What counts as debt? Lenders typically look at:

  • Rent or mortgage payments (including taxes and insurance)
  • Auto loan payments
  • Student loan payments
  • Minimum monthly credit card payments
  • Child support or alimony payments

What doesn't count? Generally, variable expenses like groceries, utilities, gas, and entertainment are not included in the DTI calculation.

What is a Good DTI Ratio?

While requirements vary by lender and loan type, here are the general guidelines:

Ratio Status Implication
0% – 35% Excellent You are viewed as a low-risk borrower. You should have access to the best interest rates.
36% – 43% Good/Manageable This is the standard limit for "Qualified Mortgages." You can still get approved, but lenders might verify assets more strictly.
44% – 49% High Risk You may face difficulties getting approved for a mortgage.
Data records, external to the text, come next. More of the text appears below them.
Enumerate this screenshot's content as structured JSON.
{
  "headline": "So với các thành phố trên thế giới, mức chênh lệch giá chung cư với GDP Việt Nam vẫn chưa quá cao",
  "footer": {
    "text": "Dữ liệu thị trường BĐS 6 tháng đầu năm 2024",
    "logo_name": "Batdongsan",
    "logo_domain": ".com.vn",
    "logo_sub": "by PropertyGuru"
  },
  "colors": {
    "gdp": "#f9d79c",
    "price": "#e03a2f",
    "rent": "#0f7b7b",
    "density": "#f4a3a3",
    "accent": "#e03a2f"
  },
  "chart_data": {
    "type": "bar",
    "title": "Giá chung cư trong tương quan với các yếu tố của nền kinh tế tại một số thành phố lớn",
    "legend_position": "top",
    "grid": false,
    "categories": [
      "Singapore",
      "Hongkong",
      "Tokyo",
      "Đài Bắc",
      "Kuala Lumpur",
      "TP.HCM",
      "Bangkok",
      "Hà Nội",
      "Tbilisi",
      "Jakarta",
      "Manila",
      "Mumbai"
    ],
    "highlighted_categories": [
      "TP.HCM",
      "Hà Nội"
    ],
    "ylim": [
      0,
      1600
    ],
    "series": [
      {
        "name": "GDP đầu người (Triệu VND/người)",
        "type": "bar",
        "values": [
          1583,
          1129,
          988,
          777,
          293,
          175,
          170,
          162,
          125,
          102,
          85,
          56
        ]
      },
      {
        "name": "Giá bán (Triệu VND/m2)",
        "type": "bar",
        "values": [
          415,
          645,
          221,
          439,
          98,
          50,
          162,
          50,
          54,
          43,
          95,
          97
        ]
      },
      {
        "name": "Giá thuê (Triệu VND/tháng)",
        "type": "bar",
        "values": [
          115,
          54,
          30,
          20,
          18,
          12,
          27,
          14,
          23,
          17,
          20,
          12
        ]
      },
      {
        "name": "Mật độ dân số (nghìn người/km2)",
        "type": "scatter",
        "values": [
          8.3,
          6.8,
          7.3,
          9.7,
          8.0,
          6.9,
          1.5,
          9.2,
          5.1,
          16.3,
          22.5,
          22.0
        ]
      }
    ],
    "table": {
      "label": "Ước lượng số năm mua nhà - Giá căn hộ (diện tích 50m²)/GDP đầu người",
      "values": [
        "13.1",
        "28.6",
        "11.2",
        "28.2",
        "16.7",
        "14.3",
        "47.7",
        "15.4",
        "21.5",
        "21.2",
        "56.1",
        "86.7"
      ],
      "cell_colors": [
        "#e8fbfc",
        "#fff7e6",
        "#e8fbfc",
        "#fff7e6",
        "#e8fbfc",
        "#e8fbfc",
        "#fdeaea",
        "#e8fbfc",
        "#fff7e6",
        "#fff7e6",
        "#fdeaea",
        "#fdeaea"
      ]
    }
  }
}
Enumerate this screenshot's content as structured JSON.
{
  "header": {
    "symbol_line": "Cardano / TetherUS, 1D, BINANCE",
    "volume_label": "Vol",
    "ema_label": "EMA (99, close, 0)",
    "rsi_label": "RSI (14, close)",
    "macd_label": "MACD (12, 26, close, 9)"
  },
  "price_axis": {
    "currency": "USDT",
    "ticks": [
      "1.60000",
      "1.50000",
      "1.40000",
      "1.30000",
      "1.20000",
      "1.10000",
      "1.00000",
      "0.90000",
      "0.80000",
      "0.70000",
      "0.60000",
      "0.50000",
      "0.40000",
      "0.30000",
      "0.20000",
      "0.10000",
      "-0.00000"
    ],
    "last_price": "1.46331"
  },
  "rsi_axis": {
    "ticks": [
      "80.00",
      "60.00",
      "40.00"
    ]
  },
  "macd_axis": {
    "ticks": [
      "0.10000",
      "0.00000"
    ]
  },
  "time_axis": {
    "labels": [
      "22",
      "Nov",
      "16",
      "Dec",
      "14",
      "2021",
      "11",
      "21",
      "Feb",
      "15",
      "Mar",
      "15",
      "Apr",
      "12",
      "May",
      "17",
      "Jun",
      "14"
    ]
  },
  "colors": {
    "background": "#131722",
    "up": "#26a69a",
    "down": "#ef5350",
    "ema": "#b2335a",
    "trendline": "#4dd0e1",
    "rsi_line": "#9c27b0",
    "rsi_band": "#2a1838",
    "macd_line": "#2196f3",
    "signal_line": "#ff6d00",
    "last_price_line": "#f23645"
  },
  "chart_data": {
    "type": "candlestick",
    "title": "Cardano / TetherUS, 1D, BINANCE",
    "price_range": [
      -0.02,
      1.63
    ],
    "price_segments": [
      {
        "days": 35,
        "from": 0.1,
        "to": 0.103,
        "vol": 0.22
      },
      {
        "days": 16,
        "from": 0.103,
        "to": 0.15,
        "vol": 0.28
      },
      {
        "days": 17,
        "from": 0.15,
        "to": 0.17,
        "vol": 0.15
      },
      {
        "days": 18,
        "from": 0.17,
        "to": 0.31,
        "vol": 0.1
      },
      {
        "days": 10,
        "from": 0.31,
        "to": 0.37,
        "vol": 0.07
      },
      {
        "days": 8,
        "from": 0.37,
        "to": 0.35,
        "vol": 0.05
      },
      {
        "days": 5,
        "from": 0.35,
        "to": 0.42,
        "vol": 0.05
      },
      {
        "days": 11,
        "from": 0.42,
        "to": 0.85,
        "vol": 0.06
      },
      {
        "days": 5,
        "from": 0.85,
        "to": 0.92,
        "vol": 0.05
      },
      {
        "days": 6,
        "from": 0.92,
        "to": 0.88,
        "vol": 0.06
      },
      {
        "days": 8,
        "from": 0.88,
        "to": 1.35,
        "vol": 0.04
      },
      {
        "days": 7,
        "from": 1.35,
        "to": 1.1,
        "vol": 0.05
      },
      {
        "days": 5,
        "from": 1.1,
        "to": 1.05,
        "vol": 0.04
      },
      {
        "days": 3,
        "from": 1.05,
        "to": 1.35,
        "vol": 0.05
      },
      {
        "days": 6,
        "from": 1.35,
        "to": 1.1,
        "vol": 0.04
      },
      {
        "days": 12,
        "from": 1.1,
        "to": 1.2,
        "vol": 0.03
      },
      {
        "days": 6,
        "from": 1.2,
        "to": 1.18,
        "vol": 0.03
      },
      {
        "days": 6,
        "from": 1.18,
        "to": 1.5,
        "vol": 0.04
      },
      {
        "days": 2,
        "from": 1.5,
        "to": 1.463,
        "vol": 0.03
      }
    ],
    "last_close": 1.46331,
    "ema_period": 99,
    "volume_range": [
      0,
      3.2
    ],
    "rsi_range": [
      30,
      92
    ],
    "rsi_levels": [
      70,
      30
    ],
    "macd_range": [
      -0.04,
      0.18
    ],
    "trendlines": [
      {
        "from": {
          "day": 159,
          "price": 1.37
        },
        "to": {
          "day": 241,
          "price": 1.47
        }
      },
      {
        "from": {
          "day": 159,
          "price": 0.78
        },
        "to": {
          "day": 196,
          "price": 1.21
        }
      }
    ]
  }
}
If approved, expect higher interest rates or higher down payment requirements.
50% + Critical Most lenders will reject loan applications. You are considered to have more debt than you can comfortably handle.

How to Lower Your DTI

If your calculation shows a number higher than 43%, consider these strategies before applying for a major loan:

  1. Increase your income: Take on freelance work, ask for a raise, or include a co-borrower on the loan application.
  2. Pay down high-interest debt: Using the "Snowball" or "Avalanche" method to eliminate monthly obligations like credit cards or small loans reduces your total monthly debt figure.
  3. Refinance loans: Lowering the monthly payment on student loans or car loans through refinancing can immediately improve your DTI, even if the total debt amount remains the same.
  4. Avoid new debt: Do not open new credit cards or finance large purchases in the months leading up to a mortgage application.